セッション記号 S (固体地球科学) » S-TT 計測技術・研究手法

[S-TT40] 空中からの地球計測とモニタリング

2023年5月25日(木) 10:45 〜 12:15 オンラインポスターZoom会場 (18) (オンラインポスター)

コンビーナ:小山 崇夫(東京大学地震研究所)、楠本 成寿(京都大学大学院理学研究科附属地球熱学研究施設)、光畑 裕司(独立行政法人 産業技術総合研究所)、大熊 茂雄(産業技術総合研究所地質情報研究部門)

現地ポスター発表開催日時 (2023/5/24 17:15-18:45)

10:45 〜 12:15

[STT40-P01] 地形の3D計測のための可搬型装置の試作

*勝間田 明男1、赤坂 勇紀1 (1.富山大学)

キーワード:地形計測、3Dモデル、点群データ

地震直後の地震断層の計測・地形の計測など,野外において地形を計測し,その3Dモデルの構築することは,研究の補助手段として有益であると考えられる.現在では様々な3Dモデル作成ツールがある.航空機やドローンを用いることにより広域の地形把握とその3Dモデルを作成する技術が開発されている.また,小規模の計測にはタブレットやスマートフォンを用いたアプリケーションが利用可能である.これらには,距離計測や画像撮影などの計測手段が用いられている.レーザー測距装置であるLiDARやカメラなどの安価な部品を用いて,可搬型の地形計測装置(図1)の試作を行っている.LiDARにより点群データを得て,それにカメラから得た画像をテキスチャーマッピングして3Dモデルを構成することを想定している.

 LiDAR装置としては,RPLIDAR A1M8を使用した.RPLIDAR A1M8は計測可能距離12mであり,8000点/秒のデータ取得能力を持つ.RPLIDAR A1M8は2次元のデータを取得するものであるが,それをサーボモータにより往復回転させることにより半空間の点群データを得るようにした.サーボモータの往復時間は約4秒とした.LiDARデータの取得・サーボモータの制御にRaspberry Piを1台,カメラのデータの取得に1台のRaspberry Piを用いた.それらにバッテリーから給電した.2台の大容量モバイルバッテリーを用いることにより,8時間ほどの連続稼働は可能とみている.いわゆる終日のフィールドの計測の実現を想定している.タブレットなどで実現している3Dモデル作成を広域で実現できることを目指している.
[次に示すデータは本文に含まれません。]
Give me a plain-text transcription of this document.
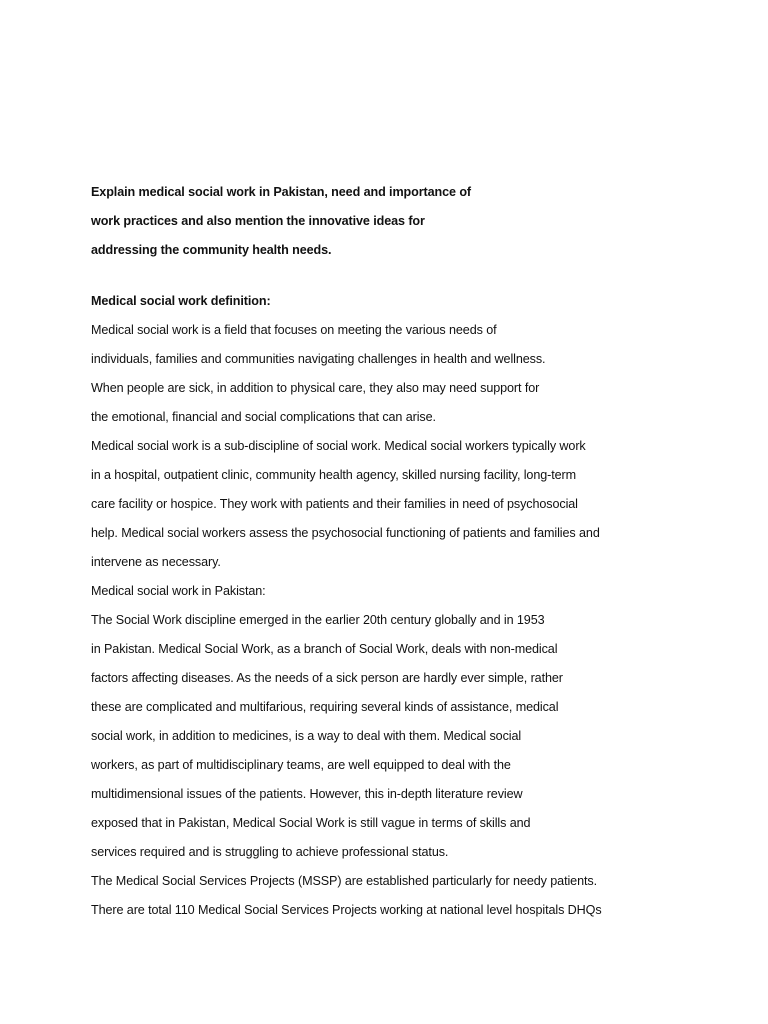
Explain medical social work in Pakistan, need and importance of
work practices and also mention the innovative ideas for
addressing the community health needs.
Medical social work definition:
Medical social work is a field that focuses on meeting the various needs of
individuals, families and communities navigating challenges in health and wellness.
When people are sick, in addition to physical care, they also may need support for
the emotional, financial and social complications that can arise.
Medical social work is a sub-discipline of social work. Medical social workers typically work
in a hospital, outpatient clinic, community health agency, skilled nursing facility, long-term
care facility or hospice. They work with patients and their families in need of psychosocial
help. Medical social workers assess the psychosocial functioning of patients and families and
intervene as necessary.
Medical social work in Pakistan:
The Social Work discipline emerged in the earlier 20th century globally and in 1953
in Pakistan. Medical Social Work, as a branch of Social Work, deals with non-medical
factors affecting diseases. As the needs of a sick person are hardly ever simple, rather
these are complicated and multifarious, requiring several kinds of assistance, medical
social work, in addition to medicines, is a way to deal with them. Medical social
workers, as part of multidisciplinary teams, are well equipped to deal with the
multidimensional issues of the patients. However, this in-depth literature review
exposed that in Pakistan, Medical Social Work is still vague in terms of skills and
services required and is struggling to achieve professional status.
The Medical Social Services Projects (MSSP) are established particularly for needy patients.
There are total 110 Medical Social Services Projects working at national level hospitals DHQs
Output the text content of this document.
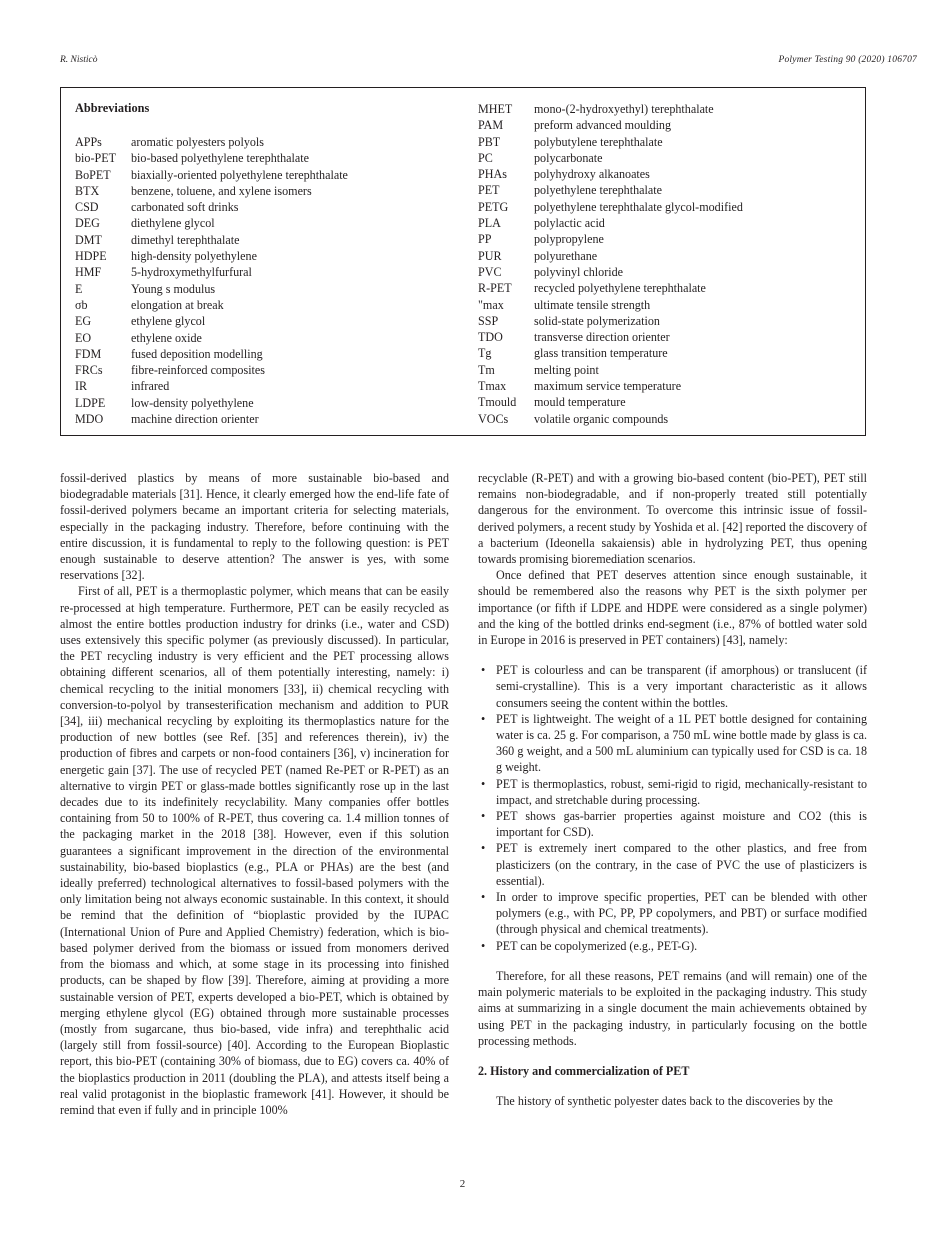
R. Nisticò	Polymer Testing 90 (2020) 106707
Abbreviations
APPs	aromatic polyesters polyols
bio-PET	bio-based polyethylene terephthalate
BoPET	biaxially-oriented polyethylene terephthalate
BTX	benzene, toluene, and xylene isomers
CSD	carbonated soft drinks
DEG	diethylene glycol
DMT	dimethyl terephthalate
HDPE	high-density polyethylene
HMF	5-hydroxymethylfurfural
E	Young s modulus
σb	elongation at break
EG	ethylene glycol
EO	ethylene oxide
FDM	fused deposition modelling
FRCs	fibre-reinforced composites
IR	infrared
LDPE	low-density polyethylene
MDO	machine direction orienter
MHET	mono-(2-hydroxyethyl) terephthalate
PAM	preform advanced moulding
PBT	polybutylene terephthalate
PC	polycarbonate
PHAs	polyhydroxy alkanoates
PET	polyethylene terephthalate
PETG	polyethylene terephthalate glycol-modified
PLA	polylactic acid
PP	polypropylene
PUR	polyurethane
PVC	polyvinyl chloride
R-PET	recycled polyethylene terephthalate
"max	ultimate tensile strength
SSP	solid-state polymerization
TDO	transverse direction orienter
Tg	glass transition temperature
Tm	melting point
Tmax	maximum service temperature
Tmould	mould temperature
VOCs	volatile organic compounds

fossil-derived plastics by means of more sustainable bio-based and biodegradable materials [31]. Hence, it clearly emerged how the end-life fate of fossil-derived polymers became an important criteria for selecting materials, especially in the packaging industry. Therefore, before continuing with the entire discussion, it is fundamental to reply to the following question: is PET enough sustainable to deserve attention? The answer is yes, with some reservations [32].

First of all, PET is a thermoplastic polymer, which means that can be easily re-processed at high temperature. Furthermore, PET can be easily recycled as almost the entire bottles production industry for drinks (i.e., water and CSD) uses extensively this specific polymer (as previously discussed). In particular, the PET recycling industry is very efficient and the PET processing allows obtaining different scenarios, all of them potentially interesting, namely: i) chemical recycling to the initial monomers [33], ii) chemical recycling with conversion-to-polyol by transesterification mechanism and addition to PUR [34], iii) mechanical recycling by exploiting its thermoplastics nature for the production of new bottles (see Ref. [35] and references therein), iv) the production of fibres and carpets or non-food containers [36], v) incineration for energetic gain [37]. The use of recycled PET (named Re-PET or R-PET) as an alternative to virgin PET or glass-made bottles significantly rose up in the last decades due to its indefinitely recyclability. Many companies offer bottles containing from 50 to 100% of R-PET, thus covering ca. 1.4 million tonnes of the packaging market in the 2018 [38]. However, even if this solution guarantees a significant improvement in the direction of the environmental sustainability, bio-based bioplastics (e.g., PLA or PHAs) are the best (and ideally preferred) technological alternatives to fossil-based polymers with the only limitation being not always economic sustainable. In this context, it should be remind that the definition of “bioplastic provided by the IUPAC (International Union of Pure and Applied Chemistry) federation, which is bio-based polymer derived from the biomass or issued from monomers derived from the biomass and which, at some stage in its processing into finished products, can be shaped by flow [39]. Therefore, aiming at providing a more sustainable version of PET, experts developed a bio-PET, which is obtained by merging ethylene glycol (EG) obtained through more sustainable processes (mostly from sugarcane, thus bio-based, vide infra) and terephthalic acid (largely still from fossil-source) [40]. According to the European Bioplastic report, this bio-PET (containing 30% of biomass, due to EG) covers ca. 40% of the bioplastics production in 2011 (doubling the PLA), and attests itself being a real valid protagonist in the bioplastic framework [41]. However, it should be remind that even if fully and in principle 100%

recyclable (R-PET) and with a growing bio-based content (bio-PET), PET still remains non-biodegradable, and if non-properly treated still potentially dangerous for the environment. To overcome this intrinsic issue of fossil-derived polymers, a recent study by Yoshida et al. [42] reported the discovery of a bacterium (Ideonella sakaiensis) able in hydrolyzing PET, thus opening towards promising bioremediation scenarios.

Once defined that PET deserves attention since enough sustainable, it should be remembered also the reasons why PET is the sixth polymer per importance (or fifth if LDPE and HDPE were considered as a single polymer) and the king of the bottled drinks end-segment (i.e., 87% of bottled water sold in Europe in 2016 is preserved in PET containers) [43], namely:

• PET is colourless and can be transparent (if amorphous) or translucent (if semi-crystalline). This is a very important characteristic as it allows consumers seeing the content within the bottles.
• PET is lightweight. The weight of a 1L PET bottle designed for containing water is ca. 25 g. For comparison, a 750 mL wine bottle made by glass is ca. 360 g weight, and a 500 mL aluminium can typically used for CSD is ca. 18 g weight.
• PET is thermoplastics, robust, semi-rigid to rigid, mechanically-resistant to impact, and stretchable during processing.
• PET shows gas-barrier properties against moisture and CO2 (this is important for CSD).
• PET is extremely inert compared to the other plastics, and free from plasticizers (on the contrary, in the case of PVC the use of plasticizers is essential).
• In order to improve specific properties, PET can be blended with other polymers (e.g., with PC, PP, PP copolymers, and PBT) or surface modified (through physical and chemical treatments).
• PET can be copolymerized (e.g., PET-G).

Therefore, for all these reasons, PET remains (and will remain) one of the main polymeric materials to be exploited in the packaging industry. This study aims at summarizing in a single document the main achievements obtained by using PET in the packaging industry, in particularly focusing on the bottle processing methods.

2. History and commercialization of PET

The history of synthetic polyester dates back to the discoveries by the

2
 LiDARから得られる点群データはそのまま対象物の空間座標を表すデータ(図2)となっている.実験室内でテストした結果,レーザー光の入射角度が大きな場合には,LiDARによる測距データが得にくい状態であった.広角カメラを4式取り付けて半空間の画像データを取得できるようにした.3Dモデルを構築するためにはカメラの画像と空間座標を対応つける必要がある.方眼紙を張り付けた面を撮影することで,カメラ画像の中心の向いている方向,傾きなどの対応づけを行った.また,画像補正については,画像の中心からピクセル距離と実際の方向の関係のみによる補正とした.予備的な開発として,静止状態で計測を行い3Dモデルを構築できるか確認を行った.カメラの画像データ操作に,OpenCVライブラリを用いて,3Dモデル作成にpython上のOpenGLライブラリの実装であるpygletを用いて,開発した装置で静止状態で得たデータから3Dモデルが構築できることを確認した.